Les baptisés ne peuvent prier " notre " Père sans porter auprès de Lui tous ceux pour qui il a donné son Fils bien-aimé. L’amour de Dieu est sans frontière, notre prière doit l’être aussi (cf. NA 5). Prier " notre " Père nous ouvre aux dimensions de Son amour manifesté dans le Christ : prier avec et pour tous les hommes qui ne Le connaissent pas encore, afin qu’ils soient " rassemblés dans l’unité " (Jn 11, 52). Ce souci divin de tous les hommes et de toute la création a animé tous les grands priants : il doit dilater notre prière en largeur d’amour lorsque nous osons dire " notre " Père.
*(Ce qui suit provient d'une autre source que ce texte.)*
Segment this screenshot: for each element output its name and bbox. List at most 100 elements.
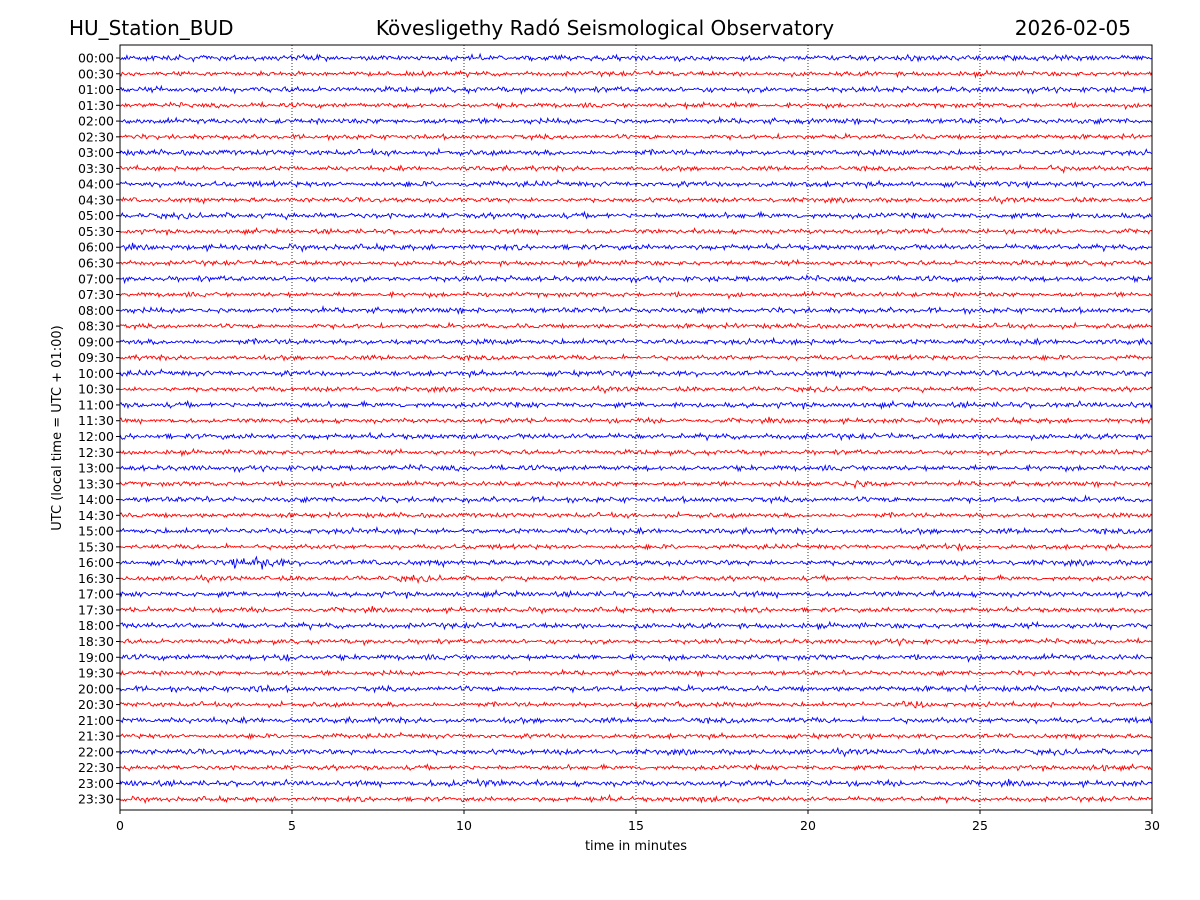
y-tick-label: 09:00 [78, 334, 114, 349]
y-tick-label: 01:30 [78, 98, 114, 113]
y-tick-label: 17:00 [78, 587, 114, 602]
trace-1500 [119, 526, 1153, 536]
trace-1630 [119, 573, 1153, 585]
trace-1130 [119, 416, 1153, 426]
trace-1730 [119, 605, 1153, 615]
y-tick-label: 05:00 [78, 208, 114, 223]
x-tick-label: 0 [116, 818, 124, 833]
trace-0130 [119, 100, 1153, 111]
y-tick-label: 05:30 [78, 224, 114, 239]
y-tick-label: 19:00 [78, 650, 114, 665]
trace-0630 [120, 258, 1153, 269]
x-axis-label: time in minutes [585, 839, 687, 854]
trace-1100 [119, 399, 1153, 410]
trace-1530 [119, 542, 1153, 552]
y-tick-label: 07:00 [78, 271, 114, 286]
trace-0530 [119, 226, 1153, 236]
trace-2130 [119, 731, 1153, 741]
trace-1600 [119, 555, 1153, 570]
trace-2000 [119, 683, 1153, 694]
y-tick-label: 02:30 [78, 129, 114, 144]
y-tick-label: 15:30 [78, 539, 114, 554]
y-tick-label: 12:30 [78, 445, 114, 460]
trace-1430 [119, 510, 1153, 520]
x-tick-label: 25 [972, 818, 988, 833]
y-tick-label: 04:30 [78, 192, 114, 207]
y-tick-label: 23:00 [78, 776, 114, 791]
y-tick-label: 00:30 [78, 66, 114, 81]
y-tick-label: 03:00 [78, 145, 114, 160]
y-tick-label: 14:00 [78, 492, 114, 507]
x-tick-label: 20 [800, 818, 816, 833]
observatory-title: Kövesligethy Radó Seismological Observat… [376, 16, 834, 40]
y-tick-label: 06:30 [78, 256, 114, 271]
y-axis-ticks: 00:0000:3001:0001:3002:0002:3003:0003:30… [78, 51, 120, 807]
y-tick-label: 03:30 [78, 161, 114, 176]
trace-0430 [119, 195, 1153, 205]
y-tick-label: 21:00 [78, 713, 114, 728]
trace-0930 [119, 353, 1153, 362]
trace-0900 [119, 336, 1153, 347]
trace-0830 [119, 321, 1153, 331]
x-tick-label: 10 [456, 818, 472, 833]
x-tick-label: 15 [628, 818, 644, 833]
y-tick-label: 22:00 [78, 744, 114, 759]
trace-0230 [119, 132, 1153, 142]
y-tick-label: 07:30 [78, 287, 114, 302]
trace-0030 [119, 69, 1153, 79]
seismogram-traces [119, 52, 1153, 805]
y-tick-label: 23:30 [78, 792, 114, 807]
trace-2230 [119, 763, 1153, 773]
trace-1930 [119, 668, 1153, 678]
x-axis-ticks: 0 5 10 15 20 25 30 [116, 810, 1160, 833]
trace-0200 [119, 115, 1153, 126]
y-tick-label: 10:30 [78, 382, 114, 397]
trace-0730 [119, 290, 1152, 300]
trace-0800 [119, 305, 1153, 316]
y-tick-label: 06:00 [78, 240, 114, 255]
y-tick-label: 17:30 [78, 602, 114, 617]
trace-2300 [119, 777, 1153, 789]
y-tick-label: 11:30 [78, 413, 114, 428]
trace-1200 [119, 431, 1153, 442]
y-tick-label: 08:00 [78, 303, 114, 318]
trace-1030 [119, 384, 1153, 395]
trace-1400 [119, 494, 1153, 505]
vertical-gridlines [291, 45, 981, 810]
y-tick-label: 12:00 [78, 429, 114, 444]
y-tick-label: 10:00 [78, 366, 114, 381]
y-tick-label: 00:00 [78, 51, 114, 66]
y-tick-label: 18:00 [78, 618, 114, 633]
date-title: 2026-02-05 [1015, 16, 1131, 40]
trace-1330 [119, 479, 1153, 490]
y-tick-label: 16:30 [78, 571, 114, 586]
trace-1000 [119, 368, 1153, 379]
trace-2200 [119, 746, 1153, 758]
y-tick-label: 21:30 [78, 729, 114, 744]
y-tick-label: 08:30 [78, 319, 114, 334]
y-tick-label: 13:30 [78, 476, 114, 491]
trace-0000 [119, 52, 1153, 63]
y-tick-label: 16:00 [78, 555, 114, 570]
y-tick-label: 11:00 [78, 397, 114, 412]
trace-1800 [119, 620, 1153, 631]
x-tick-label: 30 [1144, 818, 1160, 833]
trace-0500 [119, 210, 1152, 221]
x-tick-label: 5 [288, 818, 296, 833]
y-tick-label: 01:00 [78, 82, 114, 97]
y-tick-label: 20:00 [78, 681, 114, 696]
trace-2030 [119, 700, 1153, 709]
y-axis-label: UTC (local time = UTC + 01:00) [50, 325, 65, 530]
trace-1830 [119, 636, 1153, 647]
y-tick-label: 02:00 [78, 114, 114, 129]
trace-1230 [119, 447, 1153, 458]
trace-0330 [119, 163, 1153, 174]
trace-1300 [119, 463, 1153, 474]
trace-0300 [119, 147, 1153, 158]
y-tick-label: 18:30 [78, 634, 114, 649]
trace-2100 [119, 715, 1153, 725]
station-title: HU_Station_BUD [69, 16, 234, 40]
trace-0600 [119, 242, 1153, 253]
y-tick-label: 14:30 [78, 508, 114, 523]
Le peuple issu d’Abraham sera le dépositaire de la promesse faite aux patriarches, le peuple de l’élection (cf. Rm 11, 28), appelé à préparer le rassemblement, un jour, de tous les enfants de Dieu dans l’unité de l’Église (cf. Jn 11, 52 ; 10, 16) ; il sera la racine sur laquelle seront greffés les païens devenus croyants (cf. Rm 11, 17-18. 24).

Contre toute espérance humaine, Dieu promet à Abraham une descendance, comme fruit de la foi et de la puissance de l’Esprit Saint (cf. Gn 18, 1-15 ; Lc 1, 26-38. 54-55 ; Jn 1, 12-13 ; Rm 4, 16-21). En elle seront bénies toutes les nations de la terre (cf. Gn 12, 3). Cette descendance sera le Christ (cf. Ga 3, 16) en qui l’effusion de l’Esprit Saint fera " l’unité des enfants de Dieu dispersés " (cf. Jn 11, 52). En s’engageant par serment (cf. Lc 1, 73), Dieu s’engage déjà au don de son Fils Bien-aimé (cf. Gn 22, 17-19 ; Rm 8, 32 ; Jn 3, 16) et au don de " l’Esprit de la Promesse (...) qui (...) prépare la rédemption du Peuple que Dieu s’est acquis " (Ep 1, 13-14 ; cf. Ga 3, 14).
Pape Saint Jean-Paul II
La spiritualité missionnaire est caractérisée également par la charité apostolique, celle du Christ venu « afin de rassembler dans l'unité les enfants de Dieu dispersés » (Jn 11, 52), du Bon Pasteur qui connaît ses brebis, qui les cherche et qui offre sa vie pour elles (Jn 10). Celui qui a l'esprit missionnaire éprouve le même amour que le Christ pour les âmes et aime l'Eglise comme le Christ.

Et, au sujet de l'universalité, le Concile lui-même s'est exprimé notamment en ces termes: « A faire partie du Peuple de Dieu, tous les hommes sont appelés. C'est pourquoi ce Peuple, demeurant un et unique, est destiné à se dilater aux dimensions de l'univers entier et à toute la suite des siècles pour que s'accomplisse ce que s'est proposé la volonté de Dieu créant à l'origine la nature humaine dans l'unité, et décidant de rassembler enfin dans l'unité ses fils dispersés (cf. Jn 11, 52).... L'Eglise ou Peuple de Dieu par qui ce royaume prend corps ne retire rien aux richesses temporelles de quelque peuple que ce soit, au contraire, elle sert et assume toutes les richesses, les ressources et les formes de vie des peuples en ce qu'elles ont de bon, elle les purifie, elle les renforce, elle les élève... Ce caractère d'universalité qui brille sur le Peuple de Dieu est un don du Seigneur lui-même... En vertu de cette catholicité, chacune des parties apporte aux autres et à l'Eglise tout entière le bénéfice de ses propres dons, en sorte que le tout et chacune des parties s'accroissent par un échange mutuel universel et par un effort commun vers une plénitude dans l'unité ».